The Court of Appeal made a number of highly relevant and important remarks regarding the probity of evidence of fair value in the case at hand (which could also be relevant in other dissent rights matters), including:

  • The transaction price reflected a negotiated price in a competitive market (even without a full auction) among well-informed and sophisticated parties.
  • The transaction price represented a significant premium to the pre-announcement (and thus unaffected) stock price.
  • Large sophisticated institutional investors who were InterOil shareholders, presumably experts in assessing value, accepted the deal price and voted in favour of the second plan of arrangement.
  • Other interested bidders, such as OilSearch, chose not to increase their bids.

In closing, the Court of Appeal also noted the fair value set by the trial court at US$71.46 per InterOil share would have implied that a prospective purchaser of InterOil would have been willing to pay approximately US$1 billion more than the total amount Exxon paid for all the shares.
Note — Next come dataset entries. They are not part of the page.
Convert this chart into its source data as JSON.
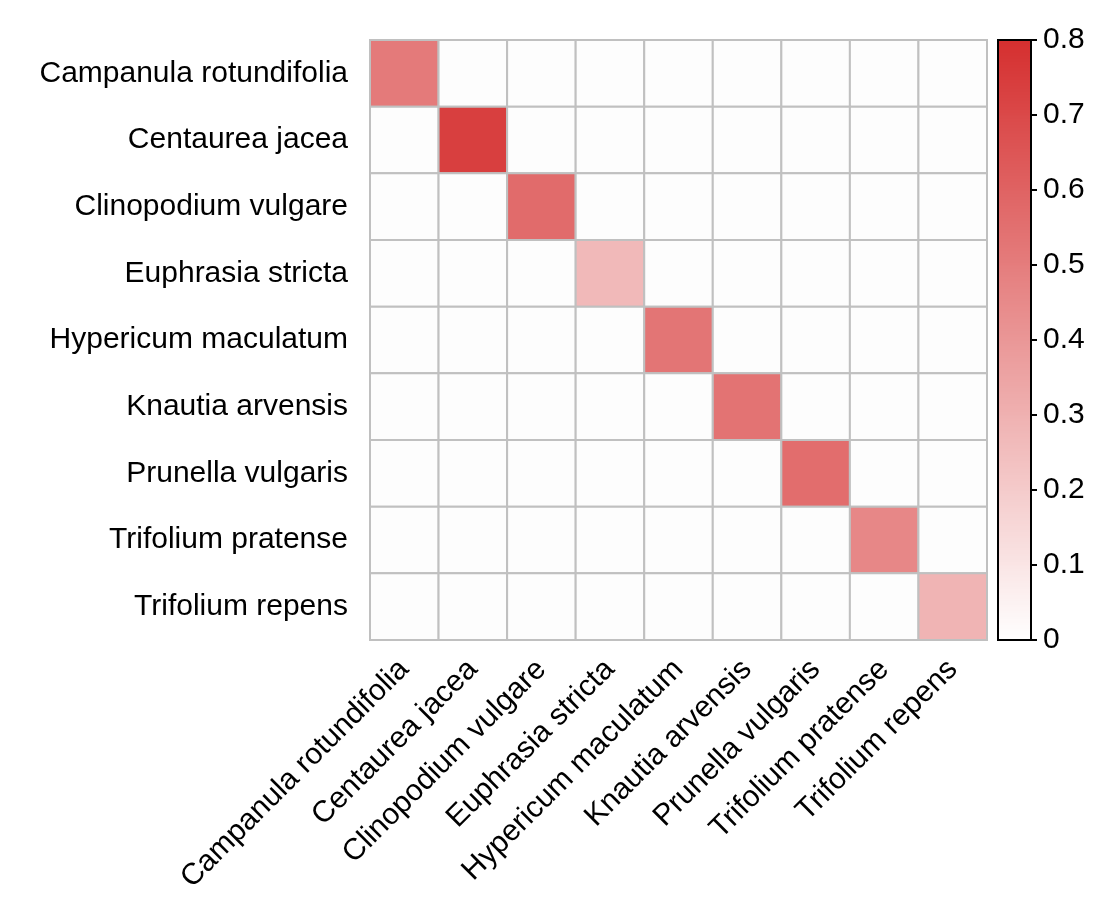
{
  "chart_data": {
    "type": "heatmap",
    "categories": [
      "Campanula rotundifolia",
      "Centaurea jacea",
      "Clinopodium vulgare",
      "Euphrasia stricta",
      "Hypericum maculatum",
      "Knautia arvensis",
      "Prunella vulgaris",
      "Trifolium pratense",
      "Trifolium repens"
    ],
    "y_categories": [
      "Campanula rotundifolia",
      "Centaurea jacea",
      "Clinopodium vulgare",
      "Euphrasia stricta",
      "Hypericum maculatum",
      "Knautia arvensis",
      "Prunella vulgaris",
      "Trifolium pratense",
      "Trifolium repens"
    ],
    "cells": [
      [
        0.51,
        0,
        0,
        0,
        0,
        0,
        0,
        0,
        0
      ],
      [
        0,
        0.74,
        0,
        0,
        0,
        0,
        0,
        0,
        0
      ],
      [
        0,
        0,
        0.57,
        0,
        0,
        0,
        0,
        0,
        0
      ],
      [
        0,
        0,
        0,
        0.27,
        0,
        0,
        0,
        0,
        0
      ],
      [
        0,
        0,
        0,
        0,
        0.53,
        0,
        0,
        0,
        0
      ],
      [
        0,
        0,
        0,
        0,
        0,
        0.54,
        0,
        0,
        0
      ],
      [
        0,
        0,
        0,
        0,
        0,
        0,
        0.56,
        0,
        0
      ],
      [
        0,
        0,
        0,
        0,
        0,
        0,
        0,
        0.46,
        0
      ],
      [
        0,
        0,
        0,
        0,
        0,
        0,
        0,
        0,
        0.29
      ]
    ],
    "clim": [
      0,
      0.8
    ],
    "cticks": [
      0,
      0.1,
      0.2,
      0.3,
      0.4,
      0.5,
      0.6,
      0.7,
      0.8
    ]
  }
}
The Court of Appeal agreed with Exxon it was unreasonable to believe, given the number of sophisticated parties involved in the transaction, that US$1 billion in value was simply “left on the table.”
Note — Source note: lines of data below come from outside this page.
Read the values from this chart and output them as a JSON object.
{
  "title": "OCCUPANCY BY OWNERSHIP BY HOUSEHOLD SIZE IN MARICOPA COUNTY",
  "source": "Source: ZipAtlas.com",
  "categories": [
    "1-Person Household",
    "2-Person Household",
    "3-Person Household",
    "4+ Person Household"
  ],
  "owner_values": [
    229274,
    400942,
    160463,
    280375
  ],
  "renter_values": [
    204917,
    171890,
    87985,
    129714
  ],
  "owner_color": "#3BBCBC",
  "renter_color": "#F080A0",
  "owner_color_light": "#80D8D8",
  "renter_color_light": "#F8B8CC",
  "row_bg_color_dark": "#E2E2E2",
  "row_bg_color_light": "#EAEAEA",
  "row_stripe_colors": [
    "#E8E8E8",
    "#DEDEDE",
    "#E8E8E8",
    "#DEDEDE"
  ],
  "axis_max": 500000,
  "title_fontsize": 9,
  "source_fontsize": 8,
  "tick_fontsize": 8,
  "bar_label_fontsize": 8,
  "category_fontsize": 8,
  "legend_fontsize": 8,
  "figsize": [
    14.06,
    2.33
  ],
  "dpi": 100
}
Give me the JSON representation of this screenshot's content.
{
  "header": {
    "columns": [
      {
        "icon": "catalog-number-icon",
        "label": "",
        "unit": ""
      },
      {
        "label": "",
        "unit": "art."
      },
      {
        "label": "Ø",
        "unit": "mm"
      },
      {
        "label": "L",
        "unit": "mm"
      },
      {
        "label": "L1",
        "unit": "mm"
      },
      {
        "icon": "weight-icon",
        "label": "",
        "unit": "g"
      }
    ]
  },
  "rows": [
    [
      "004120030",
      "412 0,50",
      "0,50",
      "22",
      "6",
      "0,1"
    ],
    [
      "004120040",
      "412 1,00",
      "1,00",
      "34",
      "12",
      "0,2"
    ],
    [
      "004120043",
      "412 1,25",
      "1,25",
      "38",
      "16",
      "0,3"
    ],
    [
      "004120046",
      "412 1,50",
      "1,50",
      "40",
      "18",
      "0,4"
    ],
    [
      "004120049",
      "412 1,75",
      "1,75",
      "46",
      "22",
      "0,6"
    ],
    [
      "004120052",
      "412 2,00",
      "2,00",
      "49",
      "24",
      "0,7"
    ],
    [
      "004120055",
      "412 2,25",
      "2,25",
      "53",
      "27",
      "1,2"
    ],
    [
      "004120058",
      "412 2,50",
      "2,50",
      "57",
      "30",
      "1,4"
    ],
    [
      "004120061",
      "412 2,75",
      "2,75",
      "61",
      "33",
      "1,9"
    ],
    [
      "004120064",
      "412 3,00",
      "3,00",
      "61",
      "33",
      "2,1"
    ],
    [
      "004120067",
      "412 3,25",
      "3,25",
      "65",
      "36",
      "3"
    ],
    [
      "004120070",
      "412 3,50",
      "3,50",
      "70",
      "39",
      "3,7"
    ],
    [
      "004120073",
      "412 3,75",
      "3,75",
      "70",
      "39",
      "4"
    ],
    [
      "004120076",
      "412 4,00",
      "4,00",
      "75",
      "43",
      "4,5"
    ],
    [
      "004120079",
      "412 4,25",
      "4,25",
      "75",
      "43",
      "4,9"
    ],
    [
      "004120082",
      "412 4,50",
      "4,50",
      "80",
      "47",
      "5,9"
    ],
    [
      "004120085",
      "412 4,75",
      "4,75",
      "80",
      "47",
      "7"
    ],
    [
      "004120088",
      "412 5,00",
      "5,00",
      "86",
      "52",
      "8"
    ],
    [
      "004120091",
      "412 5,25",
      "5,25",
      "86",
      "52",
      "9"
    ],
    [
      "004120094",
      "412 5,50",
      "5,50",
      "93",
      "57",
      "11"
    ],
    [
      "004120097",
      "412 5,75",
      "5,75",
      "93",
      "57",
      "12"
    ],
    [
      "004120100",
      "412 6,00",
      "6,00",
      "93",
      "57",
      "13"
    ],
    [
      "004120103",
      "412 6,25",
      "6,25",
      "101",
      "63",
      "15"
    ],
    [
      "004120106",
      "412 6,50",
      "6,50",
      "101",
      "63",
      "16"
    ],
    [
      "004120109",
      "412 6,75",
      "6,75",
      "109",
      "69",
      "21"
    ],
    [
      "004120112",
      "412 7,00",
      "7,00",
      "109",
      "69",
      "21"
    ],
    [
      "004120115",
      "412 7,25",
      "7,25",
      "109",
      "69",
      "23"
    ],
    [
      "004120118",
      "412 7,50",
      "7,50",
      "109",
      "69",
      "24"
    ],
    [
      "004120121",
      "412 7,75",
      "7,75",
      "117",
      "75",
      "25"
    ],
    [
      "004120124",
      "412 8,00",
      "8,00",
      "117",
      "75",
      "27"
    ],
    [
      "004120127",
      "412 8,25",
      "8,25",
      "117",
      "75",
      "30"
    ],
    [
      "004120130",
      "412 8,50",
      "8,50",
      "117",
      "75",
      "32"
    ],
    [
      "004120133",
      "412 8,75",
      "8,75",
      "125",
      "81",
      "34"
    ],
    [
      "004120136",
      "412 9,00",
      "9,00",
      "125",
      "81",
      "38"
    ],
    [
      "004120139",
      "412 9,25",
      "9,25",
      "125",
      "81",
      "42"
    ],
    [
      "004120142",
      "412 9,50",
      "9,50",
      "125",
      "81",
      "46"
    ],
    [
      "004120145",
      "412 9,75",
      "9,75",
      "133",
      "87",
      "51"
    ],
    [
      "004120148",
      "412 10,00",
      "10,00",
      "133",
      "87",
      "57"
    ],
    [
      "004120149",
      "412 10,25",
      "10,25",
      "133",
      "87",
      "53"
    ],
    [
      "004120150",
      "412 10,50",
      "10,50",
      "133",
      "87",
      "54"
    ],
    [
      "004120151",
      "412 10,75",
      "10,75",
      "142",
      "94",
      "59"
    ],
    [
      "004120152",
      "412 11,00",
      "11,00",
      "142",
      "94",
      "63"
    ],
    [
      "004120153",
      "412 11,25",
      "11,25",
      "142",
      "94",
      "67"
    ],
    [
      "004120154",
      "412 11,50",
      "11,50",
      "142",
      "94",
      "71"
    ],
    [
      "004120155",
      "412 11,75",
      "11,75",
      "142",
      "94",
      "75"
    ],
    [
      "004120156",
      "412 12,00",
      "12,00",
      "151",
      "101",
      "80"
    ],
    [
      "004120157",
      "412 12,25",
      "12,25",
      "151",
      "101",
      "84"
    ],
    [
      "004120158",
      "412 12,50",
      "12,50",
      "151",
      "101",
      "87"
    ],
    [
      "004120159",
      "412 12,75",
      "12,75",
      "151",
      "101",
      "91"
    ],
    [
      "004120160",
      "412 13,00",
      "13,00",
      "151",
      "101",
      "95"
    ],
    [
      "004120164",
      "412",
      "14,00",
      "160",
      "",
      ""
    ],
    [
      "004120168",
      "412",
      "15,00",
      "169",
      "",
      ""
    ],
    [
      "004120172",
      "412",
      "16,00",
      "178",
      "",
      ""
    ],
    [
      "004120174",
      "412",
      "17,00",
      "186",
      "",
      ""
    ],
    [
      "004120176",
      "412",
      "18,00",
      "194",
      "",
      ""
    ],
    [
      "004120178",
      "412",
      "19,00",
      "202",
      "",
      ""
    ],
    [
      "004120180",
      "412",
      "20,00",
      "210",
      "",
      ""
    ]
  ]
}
The Court of Appeal decision therefore underscores that fair value awarded in dissent proceedings must be rooted in “reliable and objective market evidence,” where such evidence is available, which should not be set aside in favour of “theoretical derivations of value [that are] rife with speculation or uncertainty.” This Yukon Court of Appeal decision could serve as an important roadmap to Canadian courts in future dissent rights cases.


Footnotes

1   Carlock v ExxonMobil Canada Holdings ULC, 2020 YKCA 4. The Court of Appeal cited with approval an article by Norton Rose Fulbright lawyer Clarke Hunter concerning fair value litigation:  “Fair Value – A Common Issue With Surprisingly Sparse Canadian Authority, (2011) Annual Review of Civil Litigation. 

2   $US45 per InterOil share plus a contingent resource payment of US$4.98 per share.

3   In particular, the Court of Appeal had, found that the information provided to shareholders to enable them to assess the merits of the transaction has been inadequate.